Planète : étrangeté globale

Chronique Il fait froid. Il fait très froid. L'Amérique est pétrifiée par une descente inédite d'air polaire qui congèle à peu près tout sur son passage. Dans l'autre hémisphère, c'est une joyeuse bande de touristes, de journalistes et de climatologues, partie sur un navire russe constater la fonte des glaces, qui se retrouve prisonnière de la banquise antarctique. Franchement… N'est-il pas grand temps de reconnaître que cette histoire de réchauffement n'est qu'une vaste blague ?

Pour comprendre pourquoi nous nous posons la question, il faut faire un saut dans le passé et revenir au milieu des années 1970.
Le 8 août 1975, dans Science, Wallace Broecker publie un article décisif. Si décisif qu'il forge encore la manière dont nous percevons les changements que nous affrontons aujourd'hui. Ce n'est pas rien. Et, fait notable, cela ne tient pas à une découverte : cela tient à deux mots. Deux mots réunis en une expression nouvelle, introduite dans le titre de l'article signé par le grand géochimiste de l'université Columbia. Voici ce titre : « Sommes-nous à la veille d'un réchauffement global prononcé ? » « Réchauffement global », on l'aura deviné, est l'expression nouvelle.

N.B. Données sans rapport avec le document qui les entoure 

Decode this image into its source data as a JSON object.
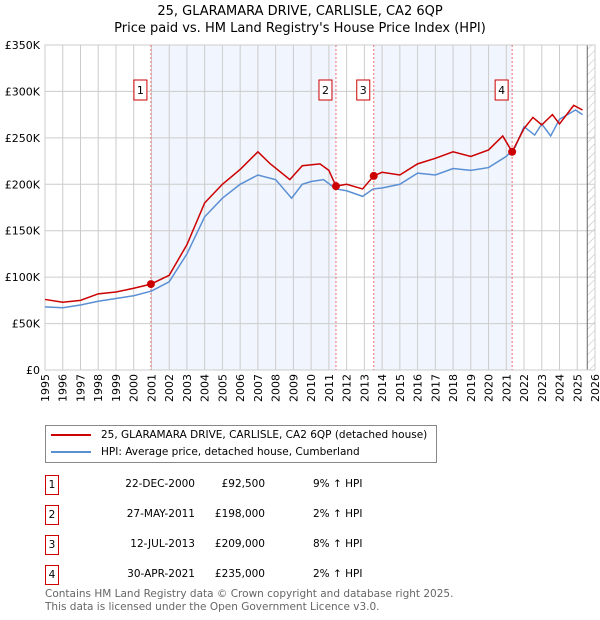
{
  "chart_data": {
    "type": "line",
    "title": "25, GLARAMARA DRIVE, CARLISLE, CA2 6QP",
    "subtitle": "Price paid vs. HM Land Registry's House Price Index (HPI)",
    "xlim": [
      1995,
      2026
    ],
    "ylim": [
      0,
      350000
    ],
    "x_ticks": [
      "1995",
      "1996",
      "1997",
      "1998",
      "1999",
      "2000",
      "2001",
      "2002",
      "2003",
      "2004",
      "2005",
      "2006",
      "2007",
      "2008",
      "2009",
      "2010",
      "2011",
      "2012",
      "2013",
      "2014",
      "2015",
      "2016",
      "2017",
      "2018",
      "2019",
      "2020",
      "2021",
      "2022",
      "2023",
      "2024",
      "2025",
      "2026"
    ],
    "y_ticks": [
      {
        "v": 0,
        "label": "£0"
      },
      {
        "v": 50000,
        "label": "£50K"
      },
      {
        "v": 100000,
        "label": "£100K"
      },
      {
        "v": 150000,
        "label": "£150K"
      },
      {
        "v": 200000,
        "label": "£200K"
      },
      {
        "v": 250000,
        "label": "£250K"
      },
      {
        "v": 300000,
        "label": "£300K"
      },
      {
        "v": 350000,
        "label": "£350K"
      }
    ],
    "grid": true,
    "series": [
      {
        "name": "25, GLARAMARA DRIVE, CARLISLE, CA2 6QP (detached house)",
        "color": "#cc0000",
        "x": [
          1995,
          1996,
          1997,
          1998,
          1999,
          2000,
          2000.97,
          2002,
          2003,
          2004,
          2005,
          2006,
          2007,
          2007.7,
          2008.8,
          2009.5,
          2010.5,
          2011,
          2011.4,
          2012,
          2012.9,
          2013.53,
          2014,
          2015,
          2016,
          2017,
          2018,
          2019,
          2020,
          2020.8,
          2021.33,
          2022,
          2022.5,
          2023,
          2023.6,
          2024,
          2024.8,
          2025.3
        ],
        "y": [
          76000,
          73000,
          75000,
          82000,
          84000,
          88000,
          92500,
          102000,
          135000,
          180000,
          200000,
          216000,
          235000,
          222000,
          205000,
          220000,
          222000,
          215000,
          198000,
          200000,
          195000,
          209000,
          213000,
          210000,
          222000,
          228000,
          235000,
          230000,
          237000,
          252000,
          235000,
          260000,
          272000,
          264000,
          275000,
          265000,
          285000,
          280000
        ]
      },
      {
        "name": "HPI: Average price, detached house, Cumberland",
        "color": "#5b8fd4",
        "x": [
          1995,
          1996,
          1997,
          1998,
          1999,
          2000,
          2001,
          2002,
          2003,
          2004,
          2005,
          2006,
          2007,
          2008,
          2008.9,
          2009.5,
          2010,
          2010.7,
          2011.4,
          2012,
          2012.9,
          2013.5,
          2014,
          2015,
          2016,
          2017,
          2018,
          2019,
          2020,
          2021,
          2021.5,
          2022,
          2022.6,
          2023,
          2023.5,
          2024,
          2024.9,
          2025.3
        ],
        "y": [
          68000,
          67000,
          70000,
          74000,
          77000,
          80000,
          85000,
          95000,
          125000,
          165000,
          185000,
          200000,
          210000,
          205000,
          185000,
          200000,
          203000,
          205000,
          195000,
          193000,
          187000,
          195000,
          196000,
          200000,
          212000,
          210000,
          217000,
          215000,
          218000,
          230000,
          240000,
          262000,
          253000,
          265000,
          252000,
          270000,
          280000,
          275000
        ]
      }
    ],
    "sales": [
      {
        "n": "1",
        "x": 2000.97,
        "y": 92500,
        "date": "22-DEC-2000",
        "price": "£92,500",
        "hpi": "9% ↑ HPI"
      },
      {
        "n": "2",
        "x": 2011.4,
        "y": 198000,
        "date": "27-MAY-2011",
        "price": "£198,000",
        "hpi": "2% ↑ HPI"
      },
      {
        "n": "3",
        "x": 2013.53,
        "y": 209000,
        "date": "12-JUL-2013",
        "price": "£209,000",
        "hpi": "8% ↑ HPI"
      },
      {
        "n": "4",
        "x": 2021.33,
        "y": 235000,
        "date": "30-APR-2021",
        "price": "£235,000",
        "hpi": "2% ↑ HPI"
      }
    ],
    "forecast_from": 2025.0,
    "legend_position": "below"
  },
  "footer": {
    "line1": "Contains HM Land Registry data © Crown copyright and database right 2025.",
    "line2": "This data is licensed under the Open Government Licence v3.0."
  }
}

Elle a tant fait florès qu'elle nous semble aller de soi. Mais les choses ne sont pas si simples. Stricto sensu, ce qui se produit est un déséquilibre radiatif provoqué par les émissions humaines de gaz à effet de serre. Wallace Broecker aurait pu traduire cela par « perturbation », « dérèglement », « crise » ou – pourquoi pas ? – par « ensauvagement » climatique…

« RÉCHAUFFEMENT GLOBAL »

S'il a choisi « réchauffement », c'est en référence à l'augmentation de la quantité de chaleur introduite dans le système climatique. Pour le physicien, c'est l'évidence, mais pour le béotien ? « Cela sous-entend quelque chose de graduel, d'uniforme et de bénin, expliquait John Holdren, professeur de sciences de l'environnement à Harvard, dans une conférence donnée voilà quelques années. Ce que nous vivons n'est rien de cela. » Pour en donner la mesure, certains ont même proposé « cancer atmosphérique »…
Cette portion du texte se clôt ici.